The cast and crew committed to building authentic relationships. Emma Laird and co-star Fionn Whitehead lived together for a time to establish the small, shared habits that would inform their onscreen chemistry. Laird trained in piano with East London composers and a music coach to inhabit Lola’s artistic life convincingly. On set, Burunova encouraged improvisation, balancing rigorous preparation with moments that felt spontaneously lived-in.

The project also functions as a personal reclamation for Burunova, a film that wrestles with pain and recovery rather than resolving it neatly. That emotional honesty informs every decision, from performance to visual design, making the film feel intimate and hard-won.


The Cinematography and Music of Satisfaction: Beautifully Discordant

Cinematographer Mate Herbai and director Alex Burunova build a visual language that reflects Lola’s interior life. The island’s stark white architecture, sharp lines, and cool blue hues mirror the isolation and constraint Lola experiences. Recurrent images—most notably Lola submerged underwater—operate as motifs, returning throughout the film to underline themes of suffocation, rebirth, and reclamation.

Framing is used as a storytelling device: Lola is often placed low in the frame or shot from high angles to emphasize vulnerability, while Philip is frequently shot from below to suggest a subtle, pervasive dominance. When Elena, played by Zar Amir, arrives, she is introduced through low angles that convey a different form of authority—self-possession rather than entitlement—creating a striking contrast in the film’s power dynamics.

Music is integral to Satisfaction. Composer Midori Hirano provides a score that is haunting and at times intentionally discordant, mirroring Lola’s fractured psyche. The film foregrounds sound design as well: sequences on the island often use natural, ambient sounds instead of a traditional score, and tighter piano moments reveal that Hirano’s hands perform the music we hear on screen. Chants and ritualistic elements in the soundtrack deepen the film’s sense of psychological unspooling.


Satisfaction is Unflinching in Its Exploration of Pain

Burunova refuses to soften the film’s most difficult moments. Rather than cutting away from traumatic scenes, she forces viewers to remain present, aligning the audience with Lola’s experience in a way that can be deeply uncomfortable. This unflinching approach treats trauma as a reality to be witnessed, not a plot device to be neatly resolved.

In the present-day sequences, the film shifts toward the surreal to externalize Lola’s dissociation. Dreamlike imagery—such as moments when Lola appears translucent behind a balcony window—blur the lines between memory and lived moment. These visual choices convey how trauma fragments identity and perception, complicating the possibility of straightforward healing.
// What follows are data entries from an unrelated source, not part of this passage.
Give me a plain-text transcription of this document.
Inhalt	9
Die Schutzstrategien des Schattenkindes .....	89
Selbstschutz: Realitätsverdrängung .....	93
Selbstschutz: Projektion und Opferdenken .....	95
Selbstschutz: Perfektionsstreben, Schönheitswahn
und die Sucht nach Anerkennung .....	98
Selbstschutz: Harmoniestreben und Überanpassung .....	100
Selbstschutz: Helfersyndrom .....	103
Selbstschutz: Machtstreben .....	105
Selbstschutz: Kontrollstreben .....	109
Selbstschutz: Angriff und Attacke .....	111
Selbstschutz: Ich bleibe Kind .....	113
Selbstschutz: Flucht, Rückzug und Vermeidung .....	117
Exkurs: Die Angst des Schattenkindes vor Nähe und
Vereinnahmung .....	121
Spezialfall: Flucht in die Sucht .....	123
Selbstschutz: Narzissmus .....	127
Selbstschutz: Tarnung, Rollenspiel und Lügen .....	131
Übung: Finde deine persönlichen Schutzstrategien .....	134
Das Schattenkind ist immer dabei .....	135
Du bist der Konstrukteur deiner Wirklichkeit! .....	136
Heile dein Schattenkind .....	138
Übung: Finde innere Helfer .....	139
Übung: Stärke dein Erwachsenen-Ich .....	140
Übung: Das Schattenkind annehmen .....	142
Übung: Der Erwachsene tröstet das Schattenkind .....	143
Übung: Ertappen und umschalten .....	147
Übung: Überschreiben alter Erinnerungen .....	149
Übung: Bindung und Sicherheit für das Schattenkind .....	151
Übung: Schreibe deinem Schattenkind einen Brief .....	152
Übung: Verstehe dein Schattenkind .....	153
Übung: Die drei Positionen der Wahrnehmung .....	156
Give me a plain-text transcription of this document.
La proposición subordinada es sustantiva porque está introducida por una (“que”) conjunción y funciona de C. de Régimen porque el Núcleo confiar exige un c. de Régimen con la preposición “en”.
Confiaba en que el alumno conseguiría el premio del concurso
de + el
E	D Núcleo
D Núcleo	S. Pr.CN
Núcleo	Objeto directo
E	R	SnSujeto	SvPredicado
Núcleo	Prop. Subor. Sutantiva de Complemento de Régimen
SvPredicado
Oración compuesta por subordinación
Emma Laird’s Career-Best Performance

Emma Laird as Audrey in The Brutalist | IMDb
Emma Laird as Audrey in The Brutalist | IMDb

The emotional core of Satisfaction is Emma Laird’s performance. Restrained yet searing, Laird conveys a character whose inner life is rich with memory, shame, longing, and quiet resistance. Much of her work happens in silence—small gestures, a shift in posture, a look that conveys years of accumulated hurt. Those moments allow the audience to inhabit Lola’s experience and to feel the slow, painful process of reclaiming agency. This performance marks Laird as an actor to watch.


Final Thoughts on Satisfaction

Satisfaction is a bold, meticulously made film that challenges viewers with its emotional honesty. Burunova’s direction, supported by strong contributions from Mate Herbai’s cinematography and Midori Hirano’s score, fashions a work that interrogates power, silence, and the long, complicated path toward self-reclamation. It does not offer tidy catharsis; instead, it asks audiences to sit with discomfort and to confront the quiet violences that can shape relationships. For those prepared to engage, Satisfaction is a haunting and ultimately rewarding cinematic experience.